“I Love You, Shortpants!”: ‘Standard Action’ Review

Statistics have shown that it’s virtually impossible to achieve happiness with an Intelligence score of higher than 14.

I spent a large part of my childhood (defined here as 12-32) playing a plethora of roleplaying games. While my friends and I moved from one publisher and game system to another, there will always be something of a soft spot in my heart for Dungeons & Dragons. You never forget your first.

Standard Action is a web series created by Vancouver actor and geek Joanna Gaskell. It’s set in a fantasy world very much in the vein of the realms of Gary Gygax, and focuses on a misfit band of adventurers including the cheerful Elf barbarian Edda (Gaskell), who tries to be savage but tends to just want everyone to get along and be friends; Fernando the half-Halfling bard (Edwin Perez), desperate to prove his valor in battle, and compose a truly epic ballad; a vain and fashion-concious sorceress named Gwenevere (don’t call her Wendy) (Tara Pratt), who generally wastes all her spells just trying to keep her impractically stylish boots clean; and Martin (Daniel Johnston), the nature-hating Druid that gets a skin irritation whenever he “hugs a tree.” They’re all awkward, inexperienced, slightly inept, and make for one really dysfunctional adventuring party.

All four of the principle actors are pretty great. Gaskell’s Edda is just so adorable as the “meat shield” of the team. When she roars down a forest path to attack a foe (“Whoa, rage fatigue.”), or throws the most hysterically earnest stage punches in a tavern brawl, my heart just melts.
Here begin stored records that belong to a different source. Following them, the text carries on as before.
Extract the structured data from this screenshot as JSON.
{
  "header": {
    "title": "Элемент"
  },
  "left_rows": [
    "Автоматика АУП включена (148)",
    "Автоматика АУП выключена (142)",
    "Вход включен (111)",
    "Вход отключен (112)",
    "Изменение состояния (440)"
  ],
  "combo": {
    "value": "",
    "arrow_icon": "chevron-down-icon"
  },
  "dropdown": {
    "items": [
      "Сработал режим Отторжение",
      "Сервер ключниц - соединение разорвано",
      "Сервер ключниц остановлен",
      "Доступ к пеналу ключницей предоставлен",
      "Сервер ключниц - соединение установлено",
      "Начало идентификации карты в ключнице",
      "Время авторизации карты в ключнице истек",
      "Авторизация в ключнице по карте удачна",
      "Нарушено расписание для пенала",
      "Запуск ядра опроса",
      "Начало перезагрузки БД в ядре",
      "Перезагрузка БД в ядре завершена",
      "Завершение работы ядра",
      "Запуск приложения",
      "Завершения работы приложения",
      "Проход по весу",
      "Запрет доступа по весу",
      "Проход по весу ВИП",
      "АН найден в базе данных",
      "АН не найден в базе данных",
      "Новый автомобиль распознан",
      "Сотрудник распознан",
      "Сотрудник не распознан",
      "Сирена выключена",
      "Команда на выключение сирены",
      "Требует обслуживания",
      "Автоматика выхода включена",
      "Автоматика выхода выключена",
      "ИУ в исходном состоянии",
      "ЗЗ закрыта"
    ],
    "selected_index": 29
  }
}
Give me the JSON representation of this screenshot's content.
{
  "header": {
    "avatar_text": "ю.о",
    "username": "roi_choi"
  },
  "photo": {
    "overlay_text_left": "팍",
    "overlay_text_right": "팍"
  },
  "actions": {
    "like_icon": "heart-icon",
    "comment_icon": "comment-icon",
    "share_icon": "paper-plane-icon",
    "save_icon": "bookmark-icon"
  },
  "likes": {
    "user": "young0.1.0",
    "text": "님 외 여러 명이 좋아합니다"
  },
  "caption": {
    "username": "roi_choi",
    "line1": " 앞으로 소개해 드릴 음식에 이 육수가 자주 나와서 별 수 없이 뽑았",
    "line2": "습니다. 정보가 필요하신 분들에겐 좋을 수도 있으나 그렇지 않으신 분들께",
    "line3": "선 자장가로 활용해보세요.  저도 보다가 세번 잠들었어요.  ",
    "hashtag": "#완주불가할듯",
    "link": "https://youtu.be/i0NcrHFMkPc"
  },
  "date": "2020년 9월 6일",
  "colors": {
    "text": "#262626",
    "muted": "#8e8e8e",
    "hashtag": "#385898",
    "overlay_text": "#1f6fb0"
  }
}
And Perez is particularly fun hamming it up as the loveably eager Fernando. I sincerely hope that as the series progresses he’ll finally get to compose and (gods willing) perform the operatic ballad he knows he has in him. Hell, I’d buy a soundtrack album just for that, guys.

One of my favorite elements of the series is the way it’s so self-aware. The characters often refer to themselves and their world in game terms, referencing game mechanics such as Intelligence and Charisma scores, experience levels, and character class and race abilities (“Bards have spells too!”)

Many of the cast do double (or triple) duty as crew as well. The production is solid, in that free web series, MST3K sort of way, naturally. Costumes are great, in particular Martin’s green druid tunic, hood, armor… and black converse sneakers. I love the way Edda’s elfin ears droop down, almost puppy-like. And Wendy, err, Gwenevere is stunning in her elegant black and purple gown and cloak, kept mystically mud-free. The series is filmed in and around Vancouver, British Columbia, and the locations are suitably fantastic; green and earthy and wet, very often snowy. I’m looking forward to seeing some amazing (first or second level character appropriate) battles being fought in the forests of this goblin and kobold infested land.

At this time there have only been five episodes, with the first four serving as the pilot mini-series, bringing the heroes together for the first time, in a tavern naturally. Episode 5 sets the party on it’s first quest. It appears future episodes will follow roughly one every two weeks or so. I confess I was spoiled by being able to watch all five episodes back-to-back, so now I have to suffer the wait for new pieces of the adventure. But it will be worth it. I highly recommend you all give this fun, quirky little sword and almost sorcery web series Standard Action a look.